Supermarkets' share of Christmas drinks sales hit a record £1.49bn, just under three quarters of the £2.07bn off-trade.
They notched up sales at the expense of the multiple specialist off-licence chains and independents' stores, which saw sales drop by 14% and 9% respectively. According to ACNielsen, research for November and December 2002, published today exclusively in The Grocer, multiple specialists' share of sales dipped to £224m, while independents' combined sales were down to £261m.
Once again beer proved to be the main area where retailers flexed their muscles to squeeze margins and lower prices.

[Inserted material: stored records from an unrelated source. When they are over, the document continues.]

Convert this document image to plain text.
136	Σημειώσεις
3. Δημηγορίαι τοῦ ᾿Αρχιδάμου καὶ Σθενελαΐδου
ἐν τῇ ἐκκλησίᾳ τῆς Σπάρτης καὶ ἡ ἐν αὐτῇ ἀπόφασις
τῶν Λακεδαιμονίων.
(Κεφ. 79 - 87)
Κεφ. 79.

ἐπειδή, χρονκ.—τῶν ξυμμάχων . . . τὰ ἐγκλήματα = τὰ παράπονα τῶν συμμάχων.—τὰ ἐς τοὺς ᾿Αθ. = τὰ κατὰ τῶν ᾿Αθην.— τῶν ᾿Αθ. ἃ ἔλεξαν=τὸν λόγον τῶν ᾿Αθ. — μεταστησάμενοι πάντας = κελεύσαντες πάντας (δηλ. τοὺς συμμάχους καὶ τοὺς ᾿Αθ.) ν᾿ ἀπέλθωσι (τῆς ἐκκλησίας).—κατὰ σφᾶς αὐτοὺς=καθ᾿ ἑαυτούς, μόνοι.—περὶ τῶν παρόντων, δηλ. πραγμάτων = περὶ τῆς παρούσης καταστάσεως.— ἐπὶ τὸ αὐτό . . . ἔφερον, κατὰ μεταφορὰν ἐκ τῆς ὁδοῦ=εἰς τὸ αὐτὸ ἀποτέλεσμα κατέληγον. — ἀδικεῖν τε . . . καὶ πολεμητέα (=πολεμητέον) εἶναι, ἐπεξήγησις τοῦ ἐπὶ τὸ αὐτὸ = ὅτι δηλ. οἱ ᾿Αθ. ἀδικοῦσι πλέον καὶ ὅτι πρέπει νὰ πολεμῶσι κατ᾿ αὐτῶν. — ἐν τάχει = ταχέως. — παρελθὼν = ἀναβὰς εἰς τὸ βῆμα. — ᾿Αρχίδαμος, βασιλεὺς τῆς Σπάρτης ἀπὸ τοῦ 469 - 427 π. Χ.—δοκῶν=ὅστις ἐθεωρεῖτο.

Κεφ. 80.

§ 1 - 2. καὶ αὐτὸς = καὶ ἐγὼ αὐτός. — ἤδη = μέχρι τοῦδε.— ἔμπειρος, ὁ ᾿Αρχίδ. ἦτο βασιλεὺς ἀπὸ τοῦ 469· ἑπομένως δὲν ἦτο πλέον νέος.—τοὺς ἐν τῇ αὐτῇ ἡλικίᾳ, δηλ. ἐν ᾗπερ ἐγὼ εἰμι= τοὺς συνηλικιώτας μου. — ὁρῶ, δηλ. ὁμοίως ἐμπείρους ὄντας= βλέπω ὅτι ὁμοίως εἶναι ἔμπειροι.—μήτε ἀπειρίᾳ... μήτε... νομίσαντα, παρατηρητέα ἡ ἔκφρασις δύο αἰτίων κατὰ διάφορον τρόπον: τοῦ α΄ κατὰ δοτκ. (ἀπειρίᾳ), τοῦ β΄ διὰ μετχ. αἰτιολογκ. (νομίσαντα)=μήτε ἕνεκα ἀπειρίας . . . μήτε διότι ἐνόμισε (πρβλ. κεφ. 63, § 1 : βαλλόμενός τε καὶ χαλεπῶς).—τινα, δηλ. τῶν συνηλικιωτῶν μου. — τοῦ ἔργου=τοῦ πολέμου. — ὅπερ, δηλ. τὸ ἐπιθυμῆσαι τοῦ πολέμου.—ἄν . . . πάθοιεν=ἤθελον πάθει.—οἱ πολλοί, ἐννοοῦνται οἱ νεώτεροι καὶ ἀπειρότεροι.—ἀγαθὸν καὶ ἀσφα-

ACNielsen's business manager, Gavin Humphreys, said: "Prices were more competitive than ever and the discounting was definitely harder than before. But First Quench put its prices up before Christmas so it wasn't fighting on price. The multiple specialists are normally out of line with the multiple grocers on pricing, but even more so this year."
Humphreys added: "The majority of beer is still being sold in pubs and bars and the grocers see the on-trade as a legitimate target."
Wine's meteoric rise continued, claiming £627m of sales more than a 30% share of all alcohol sold over the eight week period. Spirits took the second biggest tranche at 28.8% or £597m of the festive market.
Stella Artois continued to dominate the list of top 20 drinks brands with BRL Hardy's wine brands making the brand the fourth bestselling tipple overall, and the top wine brand.